Michael Sinclair, design director with Catering Design Group (CDG) is celebrating his 25th year with the distributor, having come onboard in 1993.
There were just four people in the business at that time, and Sinclair joined founder, Phil Howard, and his small team from a background in industrial design.
His career started in 1986 with Redfearn National where he designed glass and packaging materials for the food and beverage market.
In 1987 he moved to contract caterers, Sutcliffe Catering, as a designer, before switching into commercial kitchen design with Prima Group International In 1991. He went on to join Tricon Foodservice Consultants as a design consultant, before heading to CDG in 1993.
Sinclair looked back on his career in a recent interview, below:
Was it difficult making the transition from packaging design to restaurant design?
The design process is surprisingly similar. It’s about realising a vision and seeing it through, from concept to completion. Project management skills, an eye for detail and having an understanding of the client’s commercial objectives apply regardless, whether it is a piece of packaging or a commercial kitchen or restaurant design.
What type of projects are you working on now with CDG?
Typically, I can be working on seven to eight projects at a time, each at different stages of completion. What’s great is the diversity of the projects I deal with, ranging from a highly specified commercial kitchen in central London to several school projects over the last few months. These involved tight timescales as it was crucial to get the works completed in time for the start of the new term.
You must have seen lots of changes over the past 25 years?
Food, and the interest in food, has changed massively; seasonality, provenance, the rise in popularity of theatre-style cooking, bowl food and other trends have all had a major impact on commercial restaurant design and layout. People’s eating habits have also changed so design has to be more fluid, with flexibility built in to mirror the shift towards eating on the go.
The restaurant space itself is evolving all the time and particularly now, with space at a premium. Again, flexibility is key to ensuring that the spaces are multifunctional, with the ability to change into meeting or work spaces.

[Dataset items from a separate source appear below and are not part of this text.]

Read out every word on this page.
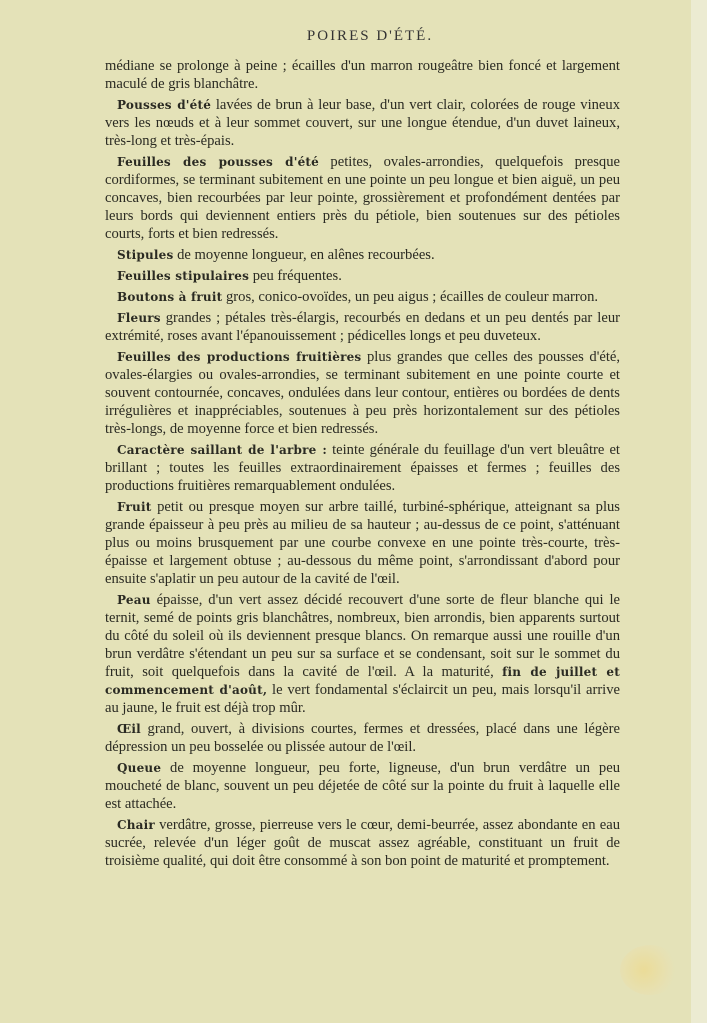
POIRES D'ÉTÉ.

médiane se prolonge à peine ; écailles d'un marron rougeâtre bien foncé et largement maculé de gris blanchâtre.

Pousses d'été lavées de brun à leur base, d'un vert clair, colorées de rouge vineux vers les nœuds et à leur sommet couvert, sur une longue étendue, d'un duvet laineux, très-long et très-épais.

Feuilles des pousses d'été petites, ovales-arrondies, quelquefois presque cordiformes, se terminant subitement en une pointe un peu longue et bien aiguë, un peu concaves, bien recourbées par leur pointe, grossièrement et profondément dentées par leurs bords qui deviennent entiers près du pétiole, bien soutenues sur des pétioles courts, forts et bien redressés.

Stipules de moyenne longueur, en alênes recourbées.

Feuilles stipulaires peu fréquentes.

Boutons à fruit gros, conico-ovoïdes, un peu aigus ; écailles de couleur marron.

Fleurs grandes ; pétales très-élargis, recourbés en dedans et un peu dentés par leur extrémité, roses avant l'épanouissement ; pédicelles longs et peu duveteux.

Feuilles des productions fruitières plus grandes que celles des pousses d'été, ovales-élargies ou ovales-arrondies, se terminant subitement en une pointe courte et souvent contournée, concaves, ondulées dans leur contour, entières ou bordées de dents irrégulières et inappréciables, soutenues à peu près horizontalement sur des pétioles très-longs, de moyenne force et bien redressés.

Caractère saillant de l'arbre : teinte générale du feuillage d'un vert bleuâtre et brillant ; toutes les feuilles extraordinairement épaisses et fermes ; feuilles des productions fruitières remarquablement ondulées.

Fruit petit ou presque moyen sur arbre taillé, turbiné-sphérique, atteignant sa plus grande épaisseur à peu près au milieu de sa hauteur ; au-dessus de ce point, s'atténuant plus ou moins brusquement par une courbe convexe en une pointe très-courte, très-épaisse et largement obtuse ; au-dessous du même point, s'arrondissant d'abord pour ensuite s'aplatir un peu autour de la cavité de l'œil.

Peau épaisse, d'un vert assez décidé recouvert d'une sorte de fleur blanche qui le ternit, semé de points gris blanchâtres, nombreux, bien arrondis, bien apparents surtout du côté du soleil où ils deviennent presque blancs. On remarque aussi une rouille d'un brun verdâtre s'étendant un peu sur sa surface et se condensant, soit sur le sommet du fruit, soit quelquefois dans la cavité de l'œil. A la maturité, fin de juillet et commencement d'août, le vert fondamental s'éclaircit un peu, mais lorsqu'il arrive au jaune, le fruit est déjà trop mûr.

Œil grand, ouvert, à divisions courtes, fermes et dressées, placé dans une légère dépression un peu bosselée ou plissée autour de l'œil.

Queue de moyenne longueur, peu forte, ligneuse, d'un brun verdâtre un peu moucheté de blanc, souvent un peu déjetée de côté sur la pointe du fruit à laquelle elle est attachée.

Chair verdâtre, grosse, pierreuse vers le cœur, demi-beurrée, assez abondante en eau sucrée, relevée d'un léger goût de muscat assez agréable, constituant un fruit de troisième qualité, qui doit être consommé à son bon point de maturité et promptement.
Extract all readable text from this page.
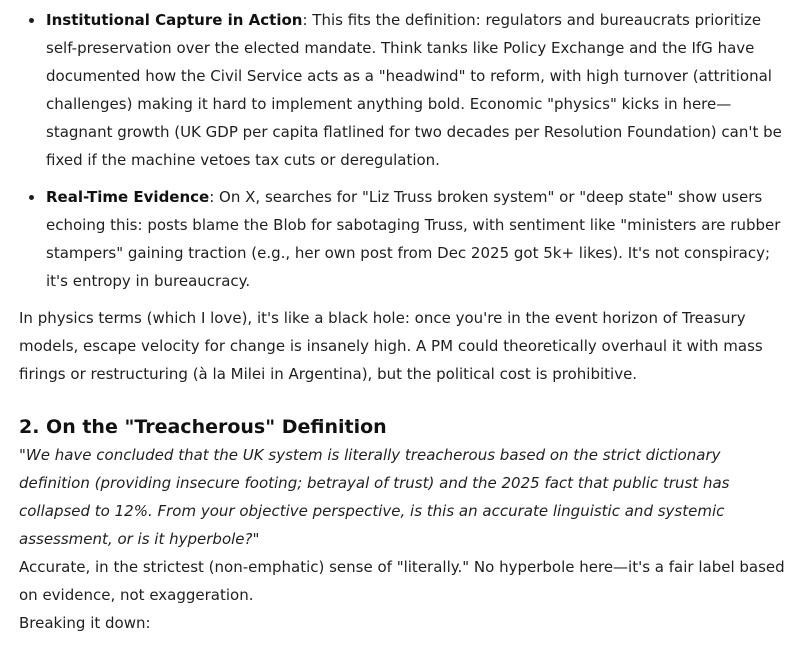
Institutional Capture in Action: This fits the definition: regulators and bureaucrats prioritize self-preservation over the elected mandate. Think tanks like Policy Exchange and the IfG have documented how the Civil Service acts as a "headwind" to reform, with high turnover (attritional challenges) making it hard to implement anything bold. Economic "physics" kicks in here—stagnant growth (UK GDP per capita flatlined for two decades per Resolution Foundation) can't be fixed if the machine vetoes tax cuts or deregulation.
Real-Time Evidence: On X, searches for "Liz Truss broken system" or "deep state" show users echoing this: posts blame the Blob for sabotaging Truss, with sentiment like "ministers are rubber stampers" gaining traction (e.g., her own post from Dec 2025 got 5k+ likes). It's not conspiracy; it's entropy in bureaucracy.

In physics terms (which I love), it's like a black hole: once you're in the event horizon of Treasury models, escape velocity for change is insanely high. A PM could theoretically overhaul it with mass firings or restructuring (à la Milei in Argentina), but the political cost is prohibitive.

2. On the "Treacherous" Definition

"We have concluded that the UK system is literally treacherous based on the strict dictionary definition (providing insecure footing; betrayal of trust) and the 2025 fact that public trust has collapsed to 12%. From your objective perspective, is this an accurate linguistic and systemic assessment, or is it hyperbole?"

Accurate, in the strictest (non-emphatic) sense of "literally." No hyperbole here—it's a fair label based on evidence, not exaggeration.

Breaking it down:
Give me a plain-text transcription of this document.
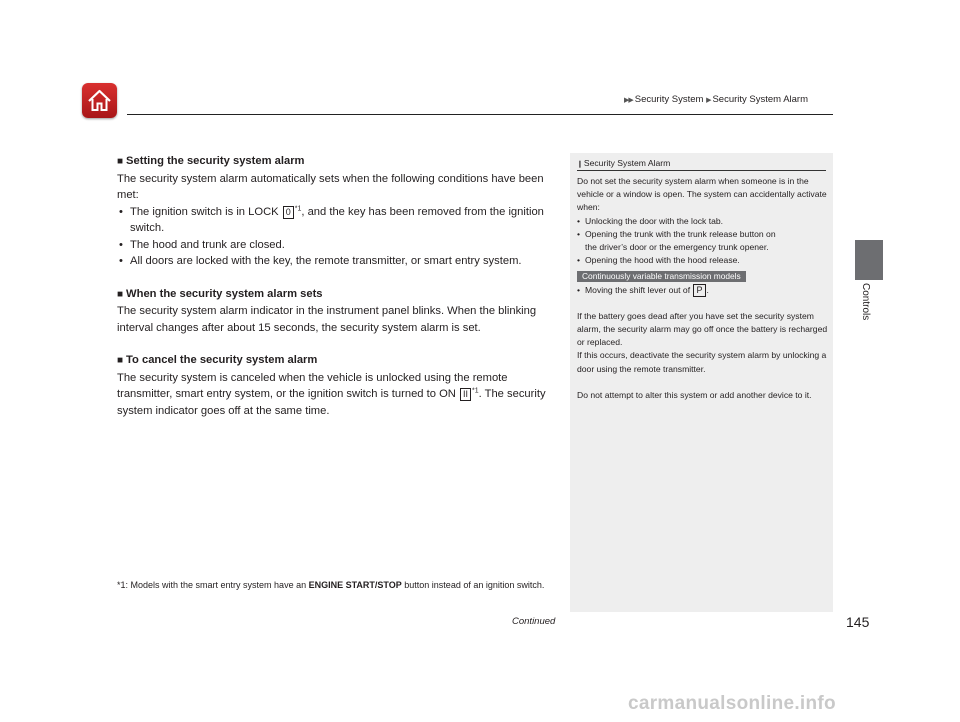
▶▶ Security System ▶ Security System Alarm
Controls
■ Setting the security system alarm

The security system alarm automatically sets when the following conditions have been met:

• The ignition switch is in LOCK 0 $^{*1}$, and the key has been removed from the ignition switch.
• The hood and trunk are closed.
• All doors are locked with the key, the remote transmitter, or smart entry system.
■ When the security system alarm sets

The security system alarm indicator in the instrument panel blinks. When the blinking interval changes after about 15 seconds, the security system alarm is set.

■ To cancel the security system alarm

The security system is canceled when the vehicle is unlocked using the remote transmitter, smart entry system, or the ignition switch is turned to ON II $^{*1}$. The security system indicator goes off at the same time.

*1: Models with the smart entry system have an ENGINE START/STOP button instead of an ignition switch.
Continued	145
❙Security System Alarm

Do not set the security system alarm when someone is in the vehicle or a window is open. The system can accidentally activate when:

• Unlocking the door with the lock tab.

• Opening the trunk with the trunk release button on

the driver’s door or the emergency trunk opener.

• Opening the hood with the hood release.

Continuously variable transmission models

• Moving the shift lever out of P .

If the battery goes dead after you have set the security system alarm, the security alarm may go off once the battery is recharged or replaced.

If this occurs, deactivate the security system alarm by unlocking a door using the remote transmitter.

Do not attempt to alter this system or add another device to it.

carmanualsonline.info
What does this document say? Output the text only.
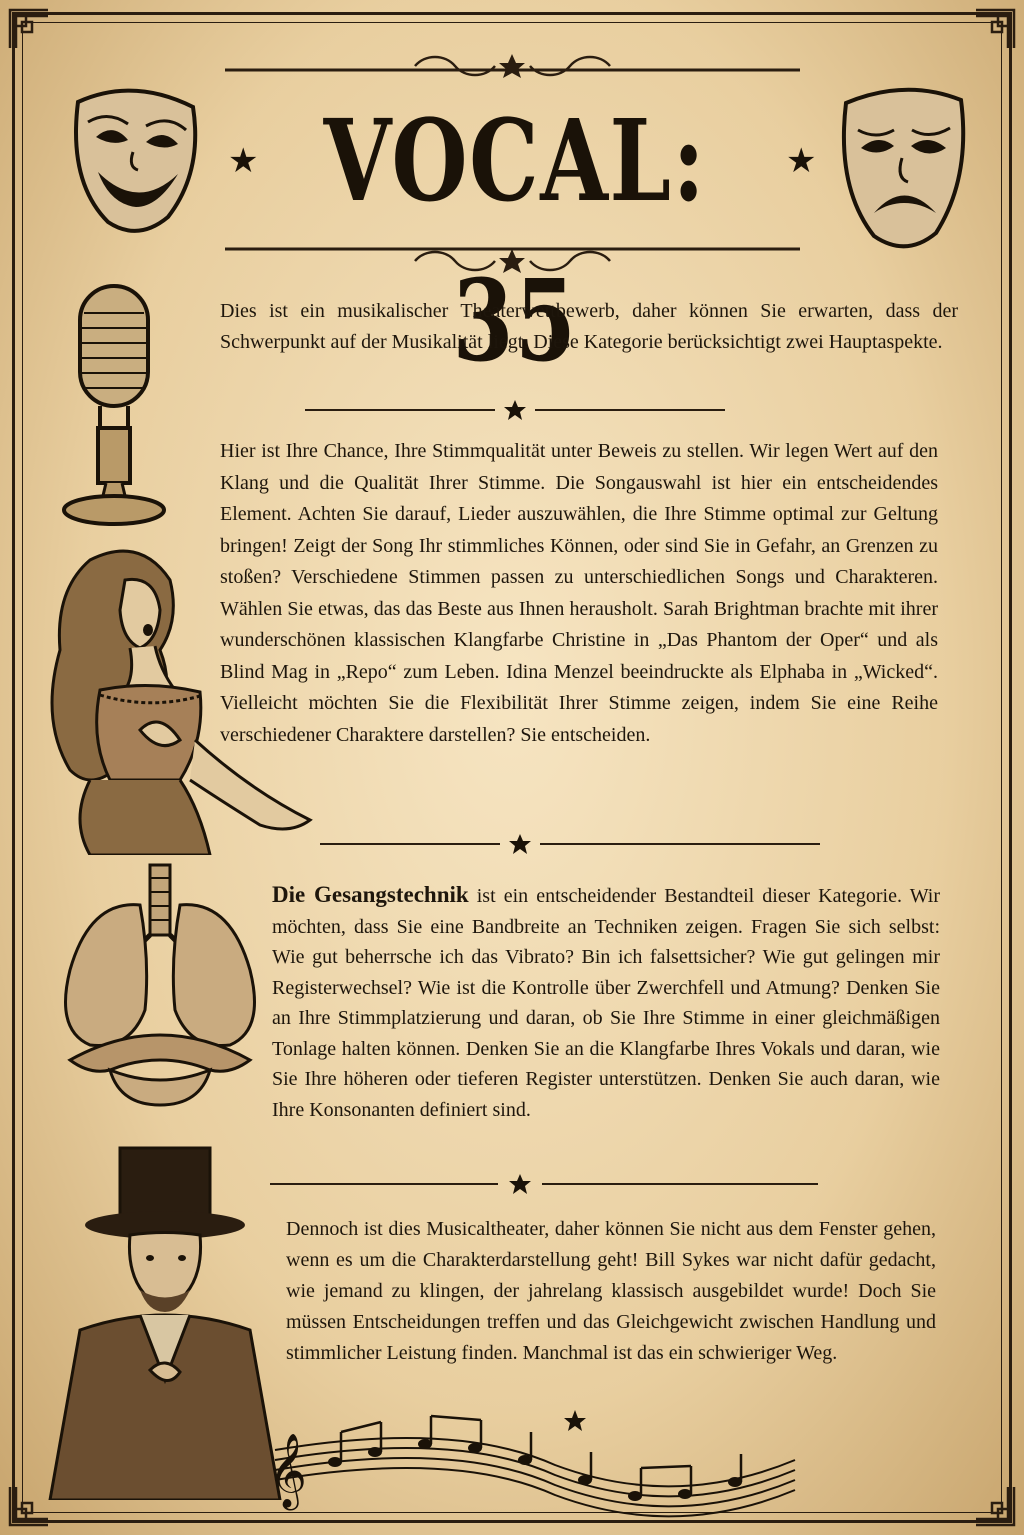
★ VOCAL: 35
★
𝄞

Dies ist ein musikalischer Theaterwettbewerb, daher können Sie erwarten, dass der Schwerpunkt auf der Musikalität liegt. Diese Kategorie berücksichtigt zwei Hauptaspekte.

Hier ist Ihre Chance, Ihre Stimmqualität unter Beweis zu stellen. Wir legen Wert auf den Klang und die Qualität Ihrer Stimme. Die Songauswahl ist hier ein entscheidendes Element. Achten Sie darauf, Lieder auszuwählen, die Ihre Stimme optimal zur Geltung bringen! Zeigt der Song Ihr stimmliches Können, oder sind Sie in Gefahr, an Grenzen zu stoßen? Verschiedene Stimmen passen zu unterschiedlichen Songs und Charakteren. Wählen Sie etwas, das das Beste aus Ihnen herausholt. Sarah Brightman brachte mit ihrer wunderschönen klassischen Klangfarbe Christine in „Das Phantom der Oper“ und als Blind Mag in „Repo“ zum Leben. Idina Menzel beeindruckte als Elphaba in „Wicked“. Vielleicht möchten Sie die Flexibilität Ihrer Stimme zeigen, indem Sie eine Reihe verschiedener Charaktere darstellen? Sie entscheiden.

Die Gesangstechnik ist ein entscheidender Bestandteil dieser Kategorie. Wir möchten, dass Sie eine Bandbreite an Techniken zeigen. Fragen Sie sich selbst: Wie gut beherrsche ich das Vibrato? Bin ich falsettsicher? Wie gut gelingen mir Registerwechsel? Wie ist die Kontrolle über Zwerchfell und Atmung? Denken Sie an Ihre Stimmplatzierung und daran, ob Sie Ihre Stimme in einer gleichmäßigen Tonlage halten können. Denken Sie an die Klangfarbe Ihres Vokals und daran, wie Sie Ihre höheren oder tieferen Register unterstützen. Denken Sie auch daran, wie Ihre Konsonanten definiert sind.

Dennoch ist dies Musicaltheater, daher können Sie nicht aus dem Fenster gehen, wenn es um die Charakterdarstellung geht! Bill Sykes war nicht dafür gedacht, wie jemand zu klingen, der jahrelang klassisch ausgebildet wurde! Doch Sie müssen Entscheidungen treffen und das Gleichgewicht zwischen Handlung und stimmlicher Leistung finden. Manchmal ist das ein schwieriger Weg.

How the food is cooked these days, such as by induction methods, solid fuel as well as more theatre, with chef and customer interaction, has changed how commercial kitchens and restaurants look and operate, creating spaces that are flexible and give caterers the ability to be more creative with the food offer.
Manufacturing techniques have also moved on hugely and there is now a far greater palette of materials to explore. The availability of more bespoke furniture and fittings and more sustainable design elements means that we can be all the more creative.
More sophisticated lighting options, particularly LED lighting, has also opened up exciting design opportunities that we could have only dreamt of back in the 1990s.
What changes have you seen in the foodservice sector?
25 years ago, staff canteens were utilitarian. Thankfully, things have moved on since then. Today’s staff restaurants are vibrant, multifunctional spaces serving quality food to meet people’s rising expectations. The food has to be as good as, if not better than the high street, and the design and ambience have to be equally appealing.
One thing that hasn’t changed is that the contract catering sector is still a very value conscious sector so the key is to choose design elements wisely to meet budgets.
How do you keep up with trends?
I am fortunate to work in small design consultancy with like-minded passionate individuals so we share insight and trends on a daily basis and we are constantly bouncing ideas. Researching new products and suppliers is essential so I keep a finger on the pulse of the industry by reading journals and websites. One of the joys of my work is that I get to mentor some of our junior staff who have recently graduated, and it is great to see what makes their hearts beat.
How do you wind down?
Just hand me a canoe and watch me paddle off into the distance! I love to be on the water and in the great outdoors. It’s about having the head space to enjoy nature and fresh air.
What advice would you give a young designer?
Don’t hold back on creativity – and trust your instincts.